In our culture, we are so isolated in grief. Most employers give a maximum of two weeks bereavement leave, and then it’s back to work like nothing’s changed. No one wants you to cry in front of them, and you might not want to cry in front of anyone else because they may still be grieving a loved one and you might trigger their tears – and we’re not supposed to make people cry. No one wants to talk about it or let it happen, so all that emotion gets held inside. That you’re grieving the loss of a relationship in isolation from your remaining relationships makes the wound even deeper. When you have that three to six days to cry, laugh, do mundane things, go out and play basketball then come back and cry some more, there’s a community of grief created where everyone has permission – to grieve, yes, but also to laugh, be angry, be relieved. That’s a big one in our culture. You’re not allowed to say, “My mom finally died and I’m so relieved!” And we are not allowed to say to people who have been caregiving for a long time, “I’m so glad that your mom died – that she’s released, and you’re released.” Yet, that’s a reality.

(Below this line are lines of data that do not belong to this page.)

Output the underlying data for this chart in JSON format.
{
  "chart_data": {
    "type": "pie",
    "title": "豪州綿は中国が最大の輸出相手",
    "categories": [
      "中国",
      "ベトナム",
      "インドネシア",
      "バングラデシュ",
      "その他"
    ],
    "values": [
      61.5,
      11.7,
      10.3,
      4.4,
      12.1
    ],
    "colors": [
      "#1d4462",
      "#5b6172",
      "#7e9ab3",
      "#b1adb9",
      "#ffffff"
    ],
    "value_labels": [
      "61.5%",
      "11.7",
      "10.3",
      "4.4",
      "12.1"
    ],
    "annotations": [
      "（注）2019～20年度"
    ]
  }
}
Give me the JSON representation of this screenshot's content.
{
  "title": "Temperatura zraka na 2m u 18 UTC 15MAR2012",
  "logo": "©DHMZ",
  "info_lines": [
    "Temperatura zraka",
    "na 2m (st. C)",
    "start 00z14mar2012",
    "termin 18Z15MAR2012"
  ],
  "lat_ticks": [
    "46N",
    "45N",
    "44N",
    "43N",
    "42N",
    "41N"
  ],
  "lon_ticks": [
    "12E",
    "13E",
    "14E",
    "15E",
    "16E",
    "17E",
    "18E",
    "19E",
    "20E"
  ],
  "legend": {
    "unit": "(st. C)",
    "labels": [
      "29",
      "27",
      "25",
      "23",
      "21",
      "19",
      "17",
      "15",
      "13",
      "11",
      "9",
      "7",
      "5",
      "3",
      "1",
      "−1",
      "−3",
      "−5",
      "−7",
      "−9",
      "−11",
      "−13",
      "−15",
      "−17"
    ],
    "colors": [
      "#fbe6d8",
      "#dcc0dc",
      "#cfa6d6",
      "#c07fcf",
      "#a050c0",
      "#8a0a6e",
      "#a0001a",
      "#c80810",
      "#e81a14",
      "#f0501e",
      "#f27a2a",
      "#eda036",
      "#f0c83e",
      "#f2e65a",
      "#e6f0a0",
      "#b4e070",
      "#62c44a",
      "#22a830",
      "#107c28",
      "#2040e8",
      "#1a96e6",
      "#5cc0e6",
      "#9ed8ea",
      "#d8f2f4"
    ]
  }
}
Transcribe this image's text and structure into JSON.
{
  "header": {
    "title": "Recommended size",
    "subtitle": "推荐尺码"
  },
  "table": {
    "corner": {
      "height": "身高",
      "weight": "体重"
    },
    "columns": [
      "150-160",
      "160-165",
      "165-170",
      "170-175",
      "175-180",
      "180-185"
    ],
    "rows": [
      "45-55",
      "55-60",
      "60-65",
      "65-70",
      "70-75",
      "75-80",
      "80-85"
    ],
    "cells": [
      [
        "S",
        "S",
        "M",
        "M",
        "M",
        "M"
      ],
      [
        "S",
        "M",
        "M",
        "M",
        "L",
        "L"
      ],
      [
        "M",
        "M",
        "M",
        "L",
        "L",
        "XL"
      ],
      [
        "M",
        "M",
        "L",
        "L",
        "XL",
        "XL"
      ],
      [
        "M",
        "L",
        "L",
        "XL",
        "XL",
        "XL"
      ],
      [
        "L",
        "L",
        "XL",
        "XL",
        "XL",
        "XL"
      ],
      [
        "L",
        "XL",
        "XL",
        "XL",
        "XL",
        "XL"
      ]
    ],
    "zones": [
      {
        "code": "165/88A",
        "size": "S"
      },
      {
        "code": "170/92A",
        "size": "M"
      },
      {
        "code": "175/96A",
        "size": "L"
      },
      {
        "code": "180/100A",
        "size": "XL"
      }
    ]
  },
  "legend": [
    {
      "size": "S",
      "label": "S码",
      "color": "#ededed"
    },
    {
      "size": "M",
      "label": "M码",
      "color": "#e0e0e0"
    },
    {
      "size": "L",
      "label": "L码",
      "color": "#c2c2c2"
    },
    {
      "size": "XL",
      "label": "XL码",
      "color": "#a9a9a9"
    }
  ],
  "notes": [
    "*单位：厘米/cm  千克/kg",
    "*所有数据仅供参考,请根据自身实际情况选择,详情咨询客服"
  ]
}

It didn’t used to be the case that people had a prolonged dying over several years, but now it’s common and we need to give each other permission to acknowledge that. The foundation of this permission is built during a home funeral, but it extends beyond that. People feel like they’re able to call each other up and be received when they’re having a hard day and grief is really present for them. There is none of that common fear that when someone goes into grief, they may stay there forever, get highly depressed and commit suicide. Because they’ve already experienced and witnessed in each other that cycle of emotions, they know that they will be able to carry on with the rest of their lives after a moment of catharsis, so it’s okay to let it happen. This also makes it a lot easier to plan things like what you’re going to do with your loved one’s ashes. There are so many boxes of ashes sitting in the back of closets because the family won’t get together to talk about it out of fear that they’ll prolong the grieving process. The one-year anniversary of a death can be even more emotional than the initial loss, so when permission to grieve is already established, it can make that experience more meaningful and helpful for everyone.